I have also been engaged in planning new projects. Just yesterday, I discovered this yarn which I had purchased last year and forgotten about:

Now that I’ve found it again, the wildly beautiful blue is really speaking to me. It feels peaceful and calming, while at the same time it sparks. I am planning to knit Flores, a design by eri shimuzu:

© eri shimizu

To change the topic from knitting to books and illustration, the incomparable Shirley Hughes died this week. Given that she died at the age of 94, this is not a sad story (I promised you a respite from sad news), but instead had many of us remembering her work with incredible fondness. I think that her classic book Dogger is most often cited, but for me, I love the Alfie books and most especially, Alfie Gets in First. I read this so many times to the kids when they were little, and we spent many happy hours just looking at the lovely, detailed illustrations, so very full of life:

The toddler runs ahead of his mum in the first book in the Alfie series, Alfie Gets in First (1981)
Photograph: © Shirley Hughes/Penguin Books; from The Guardian March 3rd, 2022

You can see here a selection of photos from her books and life, published this week in the Guardian. These make me happy, too.

Take care, my friends, and be good to yourselves.

6 thoughts on “Knitting and doomscrolling are incompatible

  1. Thank you for reminding us all to use our hands for crafting, not doomscrolling! I’m currently attending a Knitting Convention and am so happy to fill my brain with images of creative people and beautiful handknits and yarns instead of horrifying images of war for a few hours. We all need to remember what we can and can’t do and focus our minds accordingly!

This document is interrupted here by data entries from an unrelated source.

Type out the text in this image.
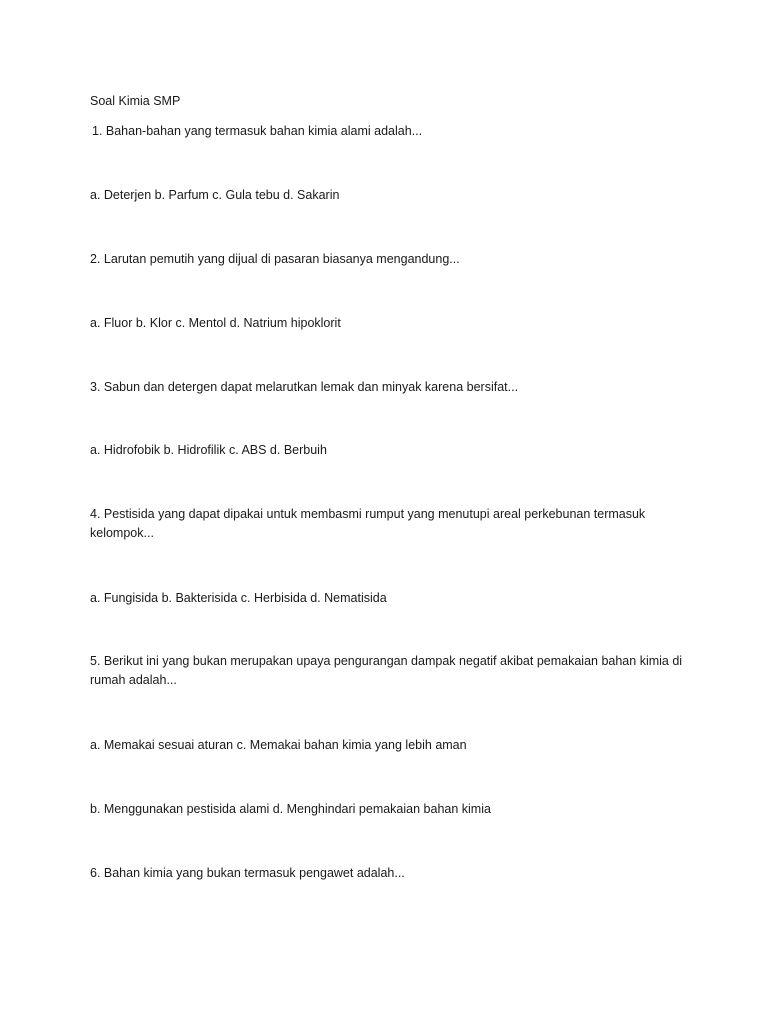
Soal Kimia SMP
1. Bahan-bahan yang termasuk bahan kimia alami adalah...
a. Deterjen b. Parfum c. Gula tebu d. Sakarin
2. Larutan pemutih yang dijual di pasaran biasanya mengandung...
a. Fluor b. Klor c. Mentol d. Natrium hipoklorit
3. Sabun dan detergen dapat melarutkan lemak dan minyak karena bersifat...
a. Hidrofobik b. Hidrofilik c. ABS d. Berbuih
4. Pestisida yang dapat dipakai untuk membasmi rumput yang menutupi areal perkebunan termasuk kelompok...
a. Fungisida b. Bakterisida c. Herbisida d. Nematisida
5. Berikut ini yang bukan merupakan upaya pengurangan dampak negatif akibat pemakaian bahan kimia di rumah adalah...
a. Memakai sesuai aturan c. Memakai bahan kimia yang lebih aman
b. Menggunakan pestisida alami d. Menghindari pemakaian bahan kimia
6. Bahan kimia yang bukan termasuk pengawet adalah...
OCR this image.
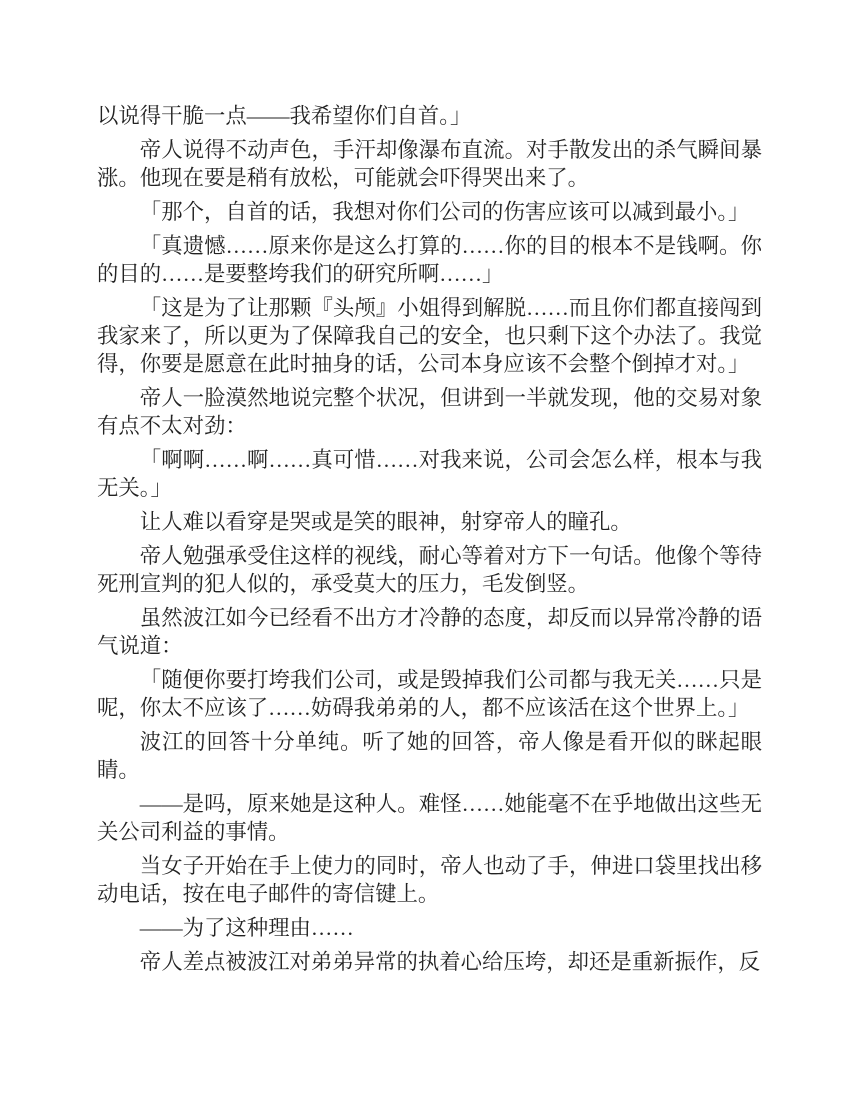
以说得干脆一点——我希望你们自首。」

帝人说得不动声色，手汗却像瀑布直流。对手散发出的杀气瞬间暴涨。他现在要是稍有放松，可能就会吓得哭出来了。

「那个，自首的话，我想对你们公司的伤害应该可以减到最小。」

「真遗憾……原来你是这么打算的……你的目的根本不是钱啊。你的目的……是要整垮我们的研究所啊……」

「这是为了让那颗『头颅』小姐得到解脱……而且你们都直接闯到我家来了，所以更为了保障我自己的安全，也只剩下这个办法了。我觉得，你要是愿意在此时抽身的话，公司本身应该不会整个倒掉才对。」

帝人一脸漠然地说完整个状况，但讲到一半就发现，他的交易对象有点不太对劲：

「啊啊……啊……真可惜……对我来说，公司会怎么样，根本与我无关。」

让人难以看穿是哭或是笑的眼神，射穿帝人的瞳孔。

帝人勉强承受住这样的视线，耐心等着对方下一句话。他像个等待死刑宣判的犯人似的，承受莫大的压力，毛发倒竖。

虽然波江如今已经看不出方才冷静的态度，却反而以异常冷静的语气说道：

「随便你要打垮我们公司，或是毁掉我们公司都与我无关……只是呢，你太不应该了……妨碍我弟弟的人，都不应该活在这个世界上。」

波江的回答十分单纯。听了她的回答，帝人像是看开似的眯起眼睛。

——是吗，原来她是这种人。难怪……她能毫不在乎地做出这些无关公司利益的事情。

当女子开始在手上使力的同时，帝人也动了手，伸进口袋里找出移动电话，按在电子邮件的寄信键上。

——为了这种理由……

帝人差点被波江对弟弟异常的执着心给压垮，却还是重新振作，反
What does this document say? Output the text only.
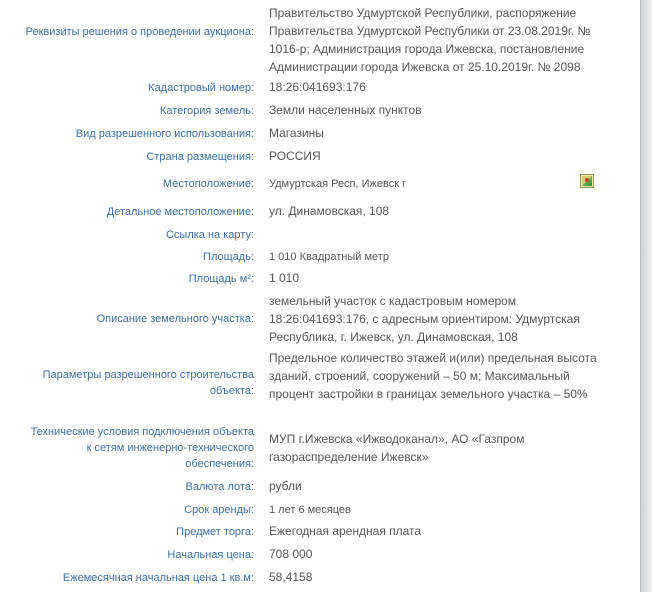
Реквизиты решения о проведении аукциона:
Правительство Удмуртской Республики, распоряжение Правительства Удмуртской Республики от 23.08.2019г. № 1016-р; Администрация города Ижевска, постановление Администрации города Ижевска от 25.10.2019г. № 2098
Кадастровый номер: 18:26:041693:176
Категория земель: Земли населенных пунктов
Вид разрешенного использования: Магазины
Страна размещения: РОССИЯ
Местоположение: Удмуртская Респ, Ижевск г
Детальное местоположение: ул. Динамовская, 108
Ссылка на карту:
Площадь: 1 010 Квадратный метр
Площадь м²: 1 010
Описание земельного участка:
земельный участок с кадастровым номером 18:26:041693:176, с адресным ориентиром: Удмуртская Республика, г. Ижевск, ул. Динамовская, 108
Параметры разрешенного строительства объекта:
Предельное количество этажей и(или) предельная высота зданий, строений, сооружений – 50 м; Максимальный процент застройки в границах земельного участка – 50%
Технические условия подключения объекта к сетям инженерно-технического обеспечения:
МУП г.Ижевска «Ижводоканал», АО «Газпром газораспределение Ижевск»
Валюта лота: рубли
Срок аренды: 1 лет 6 месяцев
Предмет торга: Ежегодная арендная плата
Начальная цена: 708 000
Ежемесячная начальная цена 1 кв.м: 58,4158
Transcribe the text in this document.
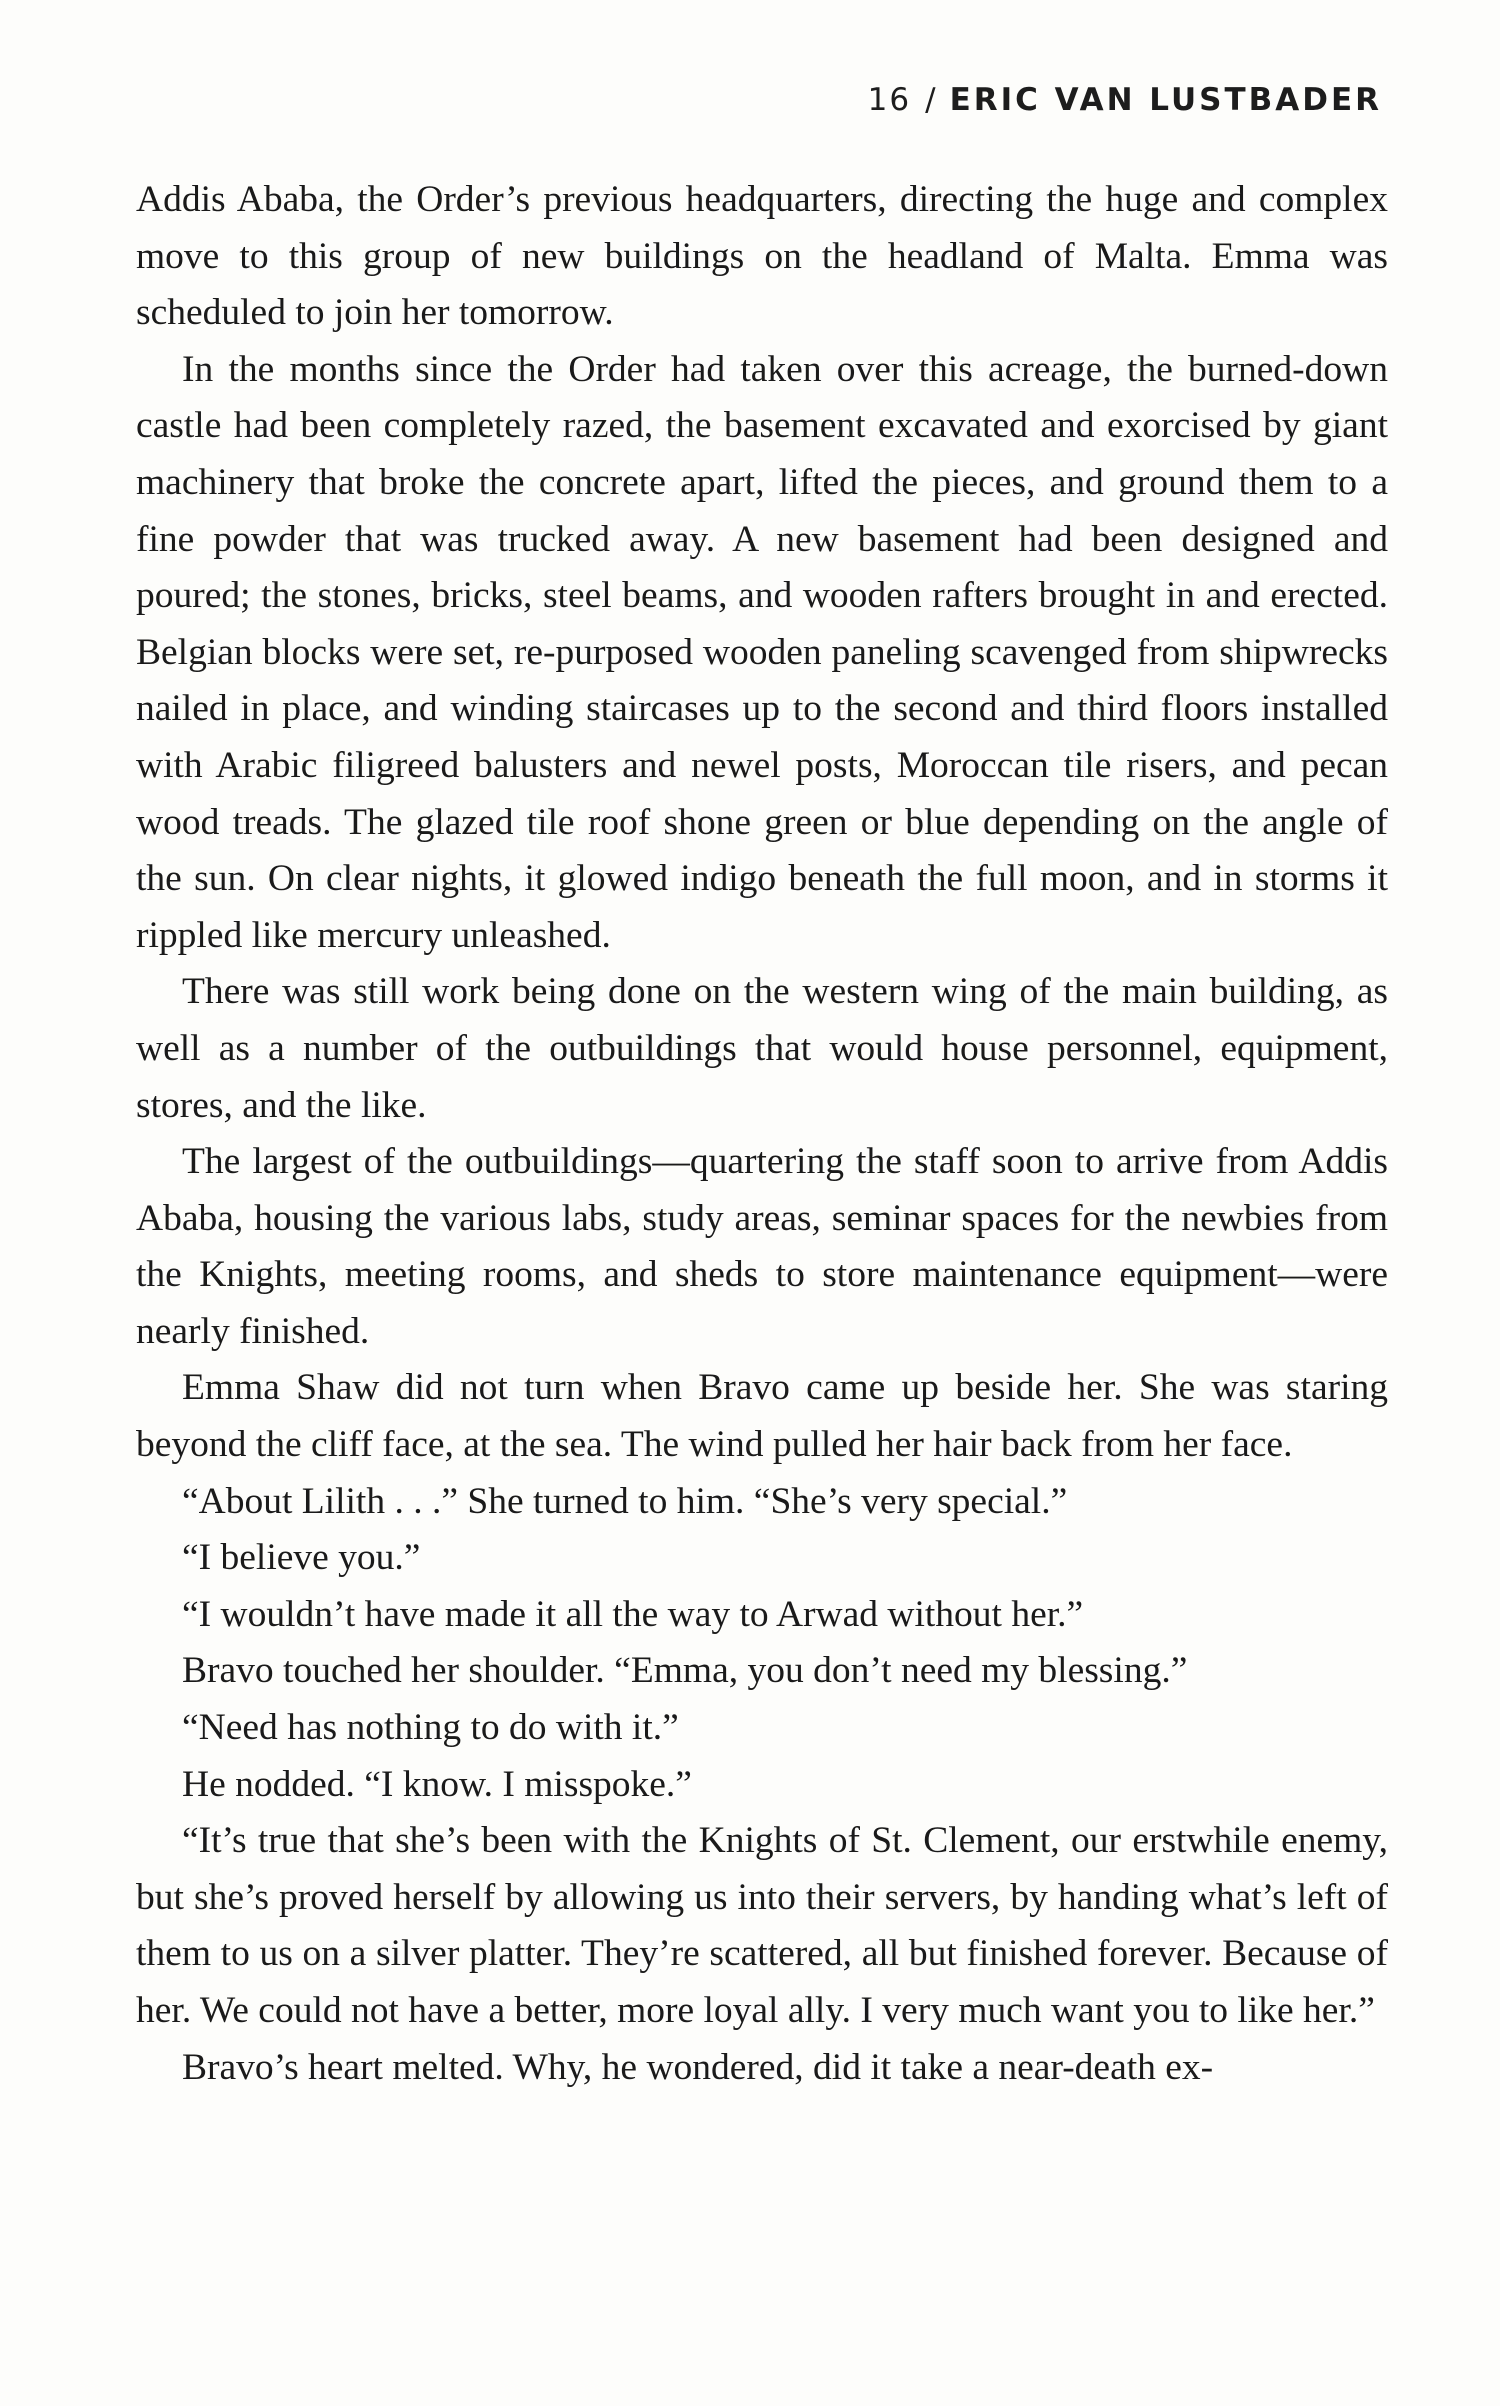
16 / ERIC VAN LUSTBADER

Addis Ababa, the Order’s previous headquarters, directing the huge and complex move to this group of new buildings on the headland of Malta. Emma was scheduled to join her tomorrow.

In the months since the Order had taken over this acreage, the burned-down castle had been completely razed, the basement excavated and exorcised by giant machinery that broke the concrete apart, lifted the pieces, and ground them to a fine powder that was trucked away. A new basement had been designed and poured; the stones, bricks, steel beams, and wooden rafters brought in and erected. Belgian blocks were set, re-purposed wooden paneling scavenged from shipwrecks nailed in place, and winding staircases up to the second and third floors installed with Arabic filigreed balusters and newel posts, Moroccan tile risers, and pecan wood treads. The glazed tile roof shone green or blue depending on the angle of the sun. On clear nights, it glowed indigo beneath the full moon, and in storms it rippled like mercury unleashed.

There was still work being done on the western wing of the main building, as well as a number of the outbuildings that would house personnel, equipment, stores, and the like.

The largest of the outbuildings—quartering the staff soon to arrive from Addis Ababa, housing the various labs, study areas, seminar spaces for the newbies from the Knights, meeting rooms, and sheds to store maintenance equipment—were nearly finished.

Emma Shaw did not turn when Bravo came up beside her. She was staring beyond the cliff face, at the sea. The wind pulled her hair back from her face.

“About Lilith . . .” She turned to him. “She’s very special.”

“I believe you.”

“I wouldn’t have made it all the way to Arwad without her.”

Bravo touched her shoulder. “Emma, you don’t need my blessing.”

“Need has nothing to do with it.”

He nodded. “I know. I misspoke.”

“It’s true that she’s been with the Knights of St. Clement, our erstwhile enemy, but she’s proved herself by allowing us into their servers, by handing what’s left of them to us on a silver platter. They’re scattered, all but finished forever. Because of her. We could not have a better, more loyal ally. I very much want you to like her.”

Bravo’s heart melted. Why, he wondered, did it take a near-death ex-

  2. Oh, sad about Shirley Hughes…but as you say, a good innings. She illustrated lots of the Noel Streatfield books, too. Notably the two Bell Family books. One of the last of the old-school children’s book illustrators, possibly – her ink drawings were superb.

  3. I love Shirley Hughes books. She just got childhood right. Alfie was definitely a favourite in our house many years ago.

  4. I was going through my stash and wondered if the Ukrainian refugees could use some yarn and needles to give them some calm.

  5. Your project is looking wonderful so far, as is Emma’s! So glad knitting is giving you some much-needed peace. So much scary going on – it’s good to have some respite from it.

  6. That picture from Alfie brought back so many memories! We read them endlessly too – perfectly captured the realities of family and childhood without sentimentality – they were pitch perfect. Remember Alfie getting cross on Christmas Day and Grandad taking him out for a walk – tears to the eyes just thinking about it!